Голубой чертополох романтизма
Голубой чертополох романтизма читать книгу онлайн
Херберт Айзенрайх принадлежит к «среднему» поколению австрийских писателей, вступивших в литературу в первые послевоенные годы.
Эта книга рассказов — первое издание Айзенрайха в Советском Союзе; рассказы отличает бытовая и социальная достоверность, сквозь прозаические будничные обстоятельства просвечивает драматизм, которым подчас исполнена внутренняя жизнь героев. В рассказах Айзенрайха нет претензии на проблемность, но в них чувствуется непримиримость к мещанству, к затхлым обычаям и нравам буржуазного мира.

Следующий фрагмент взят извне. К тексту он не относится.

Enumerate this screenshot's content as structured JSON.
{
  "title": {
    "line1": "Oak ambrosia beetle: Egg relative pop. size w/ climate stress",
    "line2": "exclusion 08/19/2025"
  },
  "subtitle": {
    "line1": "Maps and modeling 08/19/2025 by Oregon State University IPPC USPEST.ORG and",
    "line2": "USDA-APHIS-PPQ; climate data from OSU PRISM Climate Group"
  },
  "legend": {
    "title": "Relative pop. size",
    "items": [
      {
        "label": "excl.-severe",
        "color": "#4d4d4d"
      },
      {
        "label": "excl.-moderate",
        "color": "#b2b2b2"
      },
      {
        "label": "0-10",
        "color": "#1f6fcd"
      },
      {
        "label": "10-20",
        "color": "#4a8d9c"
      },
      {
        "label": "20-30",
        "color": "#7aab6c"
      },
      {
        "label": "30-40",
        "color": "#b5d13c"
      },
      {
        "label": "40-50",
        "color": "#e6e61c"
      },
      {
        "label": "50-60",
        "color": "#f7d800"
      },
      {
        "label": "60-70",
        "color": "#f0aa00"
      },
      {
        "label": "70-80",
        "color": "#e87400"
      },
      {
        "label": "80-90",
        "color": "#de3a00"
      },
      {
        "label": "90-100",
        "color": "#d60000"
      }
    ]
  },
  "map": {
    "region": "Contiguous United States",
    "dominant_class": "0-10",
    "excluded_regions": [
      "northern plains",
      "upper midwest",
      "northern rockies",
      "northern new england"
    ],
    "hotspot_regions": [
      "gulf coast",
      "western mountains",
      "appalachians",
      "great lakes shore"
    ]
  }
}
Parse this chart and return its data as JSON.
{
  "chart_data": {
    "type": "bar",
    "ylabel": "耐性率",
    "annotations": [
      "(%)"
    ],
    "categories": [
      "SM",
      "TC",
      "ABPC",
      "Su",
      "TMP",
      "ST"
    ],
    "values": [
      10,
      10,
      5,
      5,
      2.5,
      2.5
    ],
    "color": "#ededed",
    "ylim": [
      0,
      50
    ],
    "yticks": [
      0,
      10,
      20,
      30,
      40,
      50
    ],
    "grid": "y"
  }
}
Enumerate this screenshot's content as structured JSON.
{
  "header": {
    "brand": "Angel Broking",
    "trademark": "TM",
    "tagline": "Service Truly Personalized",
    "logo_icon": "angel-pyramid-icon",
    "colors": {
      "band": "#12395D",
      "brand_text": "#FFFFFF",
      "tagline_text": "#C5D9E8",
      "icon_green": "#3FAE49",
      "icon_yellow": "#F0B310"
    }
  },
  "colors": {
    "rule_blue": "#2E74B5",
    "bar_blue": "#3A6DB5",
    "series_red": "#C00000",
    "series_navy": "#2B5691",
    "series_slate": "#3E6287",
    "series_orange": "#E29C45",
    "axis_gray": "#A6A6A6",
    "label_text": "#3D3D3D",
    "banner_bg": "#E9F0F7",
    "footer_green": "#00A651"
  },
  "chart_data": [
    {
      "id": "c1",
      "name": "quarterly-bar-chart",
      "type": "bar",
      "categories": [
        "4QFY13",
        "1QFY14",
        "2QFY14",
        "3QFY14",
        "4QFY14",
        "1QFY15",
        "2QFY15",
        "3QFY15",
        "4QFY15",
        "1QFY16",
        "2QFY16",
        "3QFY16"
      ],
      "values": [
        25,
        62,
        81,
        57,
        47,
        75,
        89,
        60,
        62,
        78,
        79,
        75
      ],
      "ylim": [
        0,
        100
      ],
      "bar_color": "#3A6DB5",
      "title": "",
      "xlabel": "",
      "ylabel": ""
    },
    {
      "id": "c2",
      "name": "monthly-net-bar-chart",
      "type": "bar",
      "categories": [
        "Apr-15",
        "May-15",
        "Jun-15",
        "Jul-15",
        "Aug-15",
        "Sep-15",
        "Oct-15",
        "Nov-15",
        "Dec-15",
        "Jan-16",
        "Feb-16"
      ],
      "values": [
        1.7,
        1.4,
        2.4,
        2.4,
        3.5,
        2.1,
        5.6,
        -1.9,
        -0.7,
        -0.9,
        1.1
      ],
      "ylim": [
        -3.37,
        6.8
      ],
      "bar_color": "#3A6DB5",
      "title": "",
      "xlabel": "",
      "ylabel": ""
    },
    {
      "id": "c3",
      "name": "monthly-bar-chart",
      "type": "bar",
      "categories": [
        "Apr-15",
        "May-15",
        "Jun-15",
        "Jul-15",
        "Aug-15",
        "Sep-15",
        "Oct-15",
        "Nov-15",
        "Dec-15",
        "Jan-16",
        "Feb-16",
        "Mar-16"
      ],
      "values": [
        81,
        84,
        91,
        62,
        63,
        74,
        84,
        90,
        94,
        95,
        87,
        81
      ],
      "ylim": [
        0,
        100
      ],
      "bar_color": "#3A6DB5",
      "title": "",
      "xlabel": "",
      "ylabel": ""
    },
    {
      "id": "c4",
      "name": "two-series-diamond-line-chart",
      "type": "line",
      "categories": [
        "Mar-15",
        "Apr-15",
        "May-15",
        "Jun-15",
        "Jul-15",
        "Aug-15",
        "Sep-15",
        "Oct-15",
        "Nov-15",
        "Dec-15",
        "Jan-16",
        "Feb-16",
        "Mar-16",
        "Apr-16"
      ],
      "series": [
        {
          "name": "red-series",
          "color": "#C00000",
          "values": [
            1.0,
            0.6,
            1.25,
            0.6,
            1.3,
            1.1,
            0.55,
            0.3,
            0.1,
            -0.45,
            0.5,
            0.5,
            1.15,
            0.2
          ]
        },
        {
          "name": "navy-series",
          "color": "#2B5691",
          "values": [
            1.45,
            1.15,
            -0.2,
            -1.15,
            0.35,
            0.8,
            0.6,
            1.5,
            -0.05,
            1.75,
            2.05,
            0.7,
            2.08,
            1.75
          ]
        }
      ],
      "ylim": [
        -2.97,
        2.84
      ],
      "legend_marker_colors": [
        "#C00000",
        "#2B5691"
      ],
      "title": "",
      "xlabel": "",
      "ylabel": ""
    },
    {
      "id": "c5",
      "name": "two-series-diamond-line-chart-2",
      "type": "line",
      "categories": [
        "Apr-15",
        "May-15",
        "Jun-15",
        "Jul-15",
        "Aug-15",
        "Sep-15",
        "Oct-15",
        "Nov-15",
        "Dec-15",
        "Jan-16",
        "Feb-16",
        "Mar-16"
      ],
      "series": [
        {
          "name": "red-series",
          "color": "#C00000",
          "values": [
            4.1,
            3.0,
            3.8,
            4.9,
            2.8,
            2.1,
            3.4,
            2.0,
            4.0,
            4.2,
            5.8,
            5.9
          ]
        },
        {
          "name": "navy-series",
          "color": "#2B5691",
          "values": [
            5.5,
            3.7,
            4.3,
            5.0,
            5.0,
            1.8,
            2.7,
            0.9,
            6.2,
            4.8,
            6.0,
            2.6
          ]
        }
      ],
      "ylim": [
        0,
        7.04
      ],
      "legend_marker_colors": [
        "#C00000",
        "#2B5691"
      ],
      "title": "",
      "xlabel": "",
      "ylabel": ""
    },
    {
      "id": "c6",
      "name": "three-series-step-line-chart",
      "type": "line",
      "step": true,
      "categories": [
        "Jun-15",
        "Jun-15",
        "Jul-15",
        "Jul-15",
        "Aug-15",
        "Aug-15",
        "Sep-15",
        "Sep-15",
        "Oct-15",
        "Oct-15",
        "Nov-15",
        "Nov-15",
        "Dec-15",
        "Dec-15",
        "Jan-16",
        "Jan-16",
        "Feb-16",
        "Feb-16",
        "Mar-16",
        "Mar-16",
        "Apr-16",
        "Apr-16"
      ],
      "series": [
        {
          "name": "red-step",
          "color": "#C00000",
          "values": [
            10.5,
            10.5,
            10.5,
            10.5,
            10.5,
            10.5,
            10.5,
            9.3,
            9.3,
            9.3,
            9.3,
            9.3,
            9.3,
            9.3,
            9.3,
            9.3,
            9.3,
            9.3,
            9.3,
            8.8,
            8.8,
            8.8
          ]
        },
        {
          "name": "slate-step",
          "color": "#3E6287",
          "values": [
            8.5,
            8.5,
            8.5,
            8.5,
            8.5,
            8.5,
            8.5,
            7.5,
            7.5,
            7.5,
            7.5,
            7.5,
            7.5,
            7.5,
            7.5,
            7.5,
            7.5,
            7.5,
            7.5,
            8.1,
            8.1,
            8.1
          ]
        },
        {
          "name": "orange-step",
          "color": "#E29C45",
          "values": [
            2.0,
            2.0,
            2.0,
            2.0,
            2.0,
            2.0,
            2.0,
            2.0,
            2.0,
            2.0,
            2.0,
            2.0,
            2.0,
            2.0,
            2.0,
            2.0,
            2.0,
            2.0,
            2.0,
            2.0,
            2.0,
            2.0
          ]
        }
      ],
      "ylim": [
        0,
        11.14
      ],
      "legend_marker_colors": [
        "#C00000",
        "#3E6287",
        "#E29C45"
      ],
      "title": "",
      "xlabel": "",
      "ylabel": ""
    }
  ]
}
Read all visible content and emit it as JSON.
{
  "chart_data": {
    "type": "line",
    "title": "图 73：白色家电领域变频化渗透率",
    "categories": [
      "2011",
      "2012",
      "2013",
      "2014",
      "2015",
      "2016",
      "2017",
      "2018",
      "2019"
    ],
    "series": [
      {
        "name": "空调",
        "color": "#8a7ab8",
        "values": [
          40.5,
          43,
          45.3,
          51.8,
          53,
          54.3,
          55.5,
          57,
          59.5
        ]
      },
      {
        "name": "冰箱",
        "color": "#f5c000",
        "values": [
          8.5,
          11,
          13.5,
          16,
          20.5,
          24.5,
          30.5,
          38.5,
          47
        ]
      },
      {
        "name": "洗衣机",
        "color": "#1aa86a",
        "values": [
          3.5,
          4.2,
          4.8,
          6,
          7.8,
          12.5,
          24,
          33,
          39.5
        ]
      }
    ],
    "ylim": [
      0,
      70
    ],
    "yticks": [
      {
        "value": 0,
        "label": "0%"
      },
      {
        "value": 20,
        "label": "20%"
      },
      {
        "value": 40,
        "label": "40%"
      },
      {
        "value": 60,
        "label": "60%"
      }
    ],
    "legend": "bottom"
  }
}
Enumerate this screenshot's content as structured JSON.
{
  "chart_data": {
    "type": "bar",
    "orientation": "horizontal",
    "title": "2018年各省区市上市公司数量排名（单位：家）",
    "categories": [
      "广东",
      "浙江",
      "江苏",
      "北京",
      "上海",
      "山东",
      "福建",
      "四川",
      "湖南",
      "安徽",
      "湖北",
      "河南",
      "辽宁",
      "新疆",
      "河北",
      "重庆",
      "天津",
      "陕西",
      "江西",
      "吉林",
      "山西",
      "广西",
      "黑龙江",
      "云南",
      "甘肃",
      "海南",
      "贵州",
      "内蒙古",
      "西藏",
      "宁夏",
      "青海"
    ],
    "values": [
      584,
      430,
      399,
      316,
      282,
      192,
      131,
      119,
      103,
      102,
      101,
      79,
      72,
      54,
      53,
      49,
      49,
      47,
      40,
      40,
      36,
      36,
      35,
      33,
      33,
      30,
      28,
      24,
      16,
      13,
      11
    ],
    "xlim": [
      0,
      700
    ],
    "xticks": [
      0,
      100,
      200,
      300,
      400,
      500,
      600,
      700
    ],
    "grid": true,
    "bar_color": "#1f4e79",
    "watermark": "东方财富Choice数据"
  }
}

Внимание! Книга может содержать контент только для совершеннолетних. Для несовершеннолетних чтение данного контента СТРОГО ЗАПРЕЩЕНО! Если в книге присутствует наличие пропаганды ЛГБТ и другого, запрещенного контента - просьба написать на почту [email protected] для удаления материала
Апрель в мае, или непостоянство юности
Когда хлынул дождь, стремительный и хлесткий, как удары бича, они были самое большее шагах в пятистах от выхода из парка и успели спрятаться в оранжерее. В этот вечер они были свободны и поехали гулять, хотя не только прогноз, который он слышал, торопливо хлебая суп, а она — небрежно ковыряя клецки, но и сама погода — стоило лишь взглянуть в окно — должны были предостеречь их: свинцово-сизый день, небо над головой затянуто стеклянистой белесой дымкой, у близкого горизонта клубится готовая вот-вот рухнуть облачная стена — все вокруг дышало одной-единственной, почти неприкрытой уже, с каждой минутой нарастающей угрозой; кажется, еще миг — и она разорвет свои путы и выплеснется чудовищной реальностью; и все-таки сразу после обеда они поехали гулять, как и уговорились в прошлое воскресенье, когда — в который уже раз — встретились (кстати, отнюдь не случайно, не то что в первый и, как ни странно, во второй раз), стало быть, уговорились они об этом в кафе, жуя пирожные. («Только попробуйте не прийти!» — «А почему бы это я не пришла?!» — «Ну, тогда ладно…») Встретились они на остановке, он заплатил за нее в трамвае и купил входные билеты в зверинец, где толпы — и не только приезжих — даже в будни сплошным потоком текли от одной клетки к другой. Люди теснились около обезьян, змей, всевозможных хищных кошек; ближе к склону, где у вольеров было свободнее, посетители замедляли шаг и в конце концов просто брели без цели, прогуливаясь как в собственном саду.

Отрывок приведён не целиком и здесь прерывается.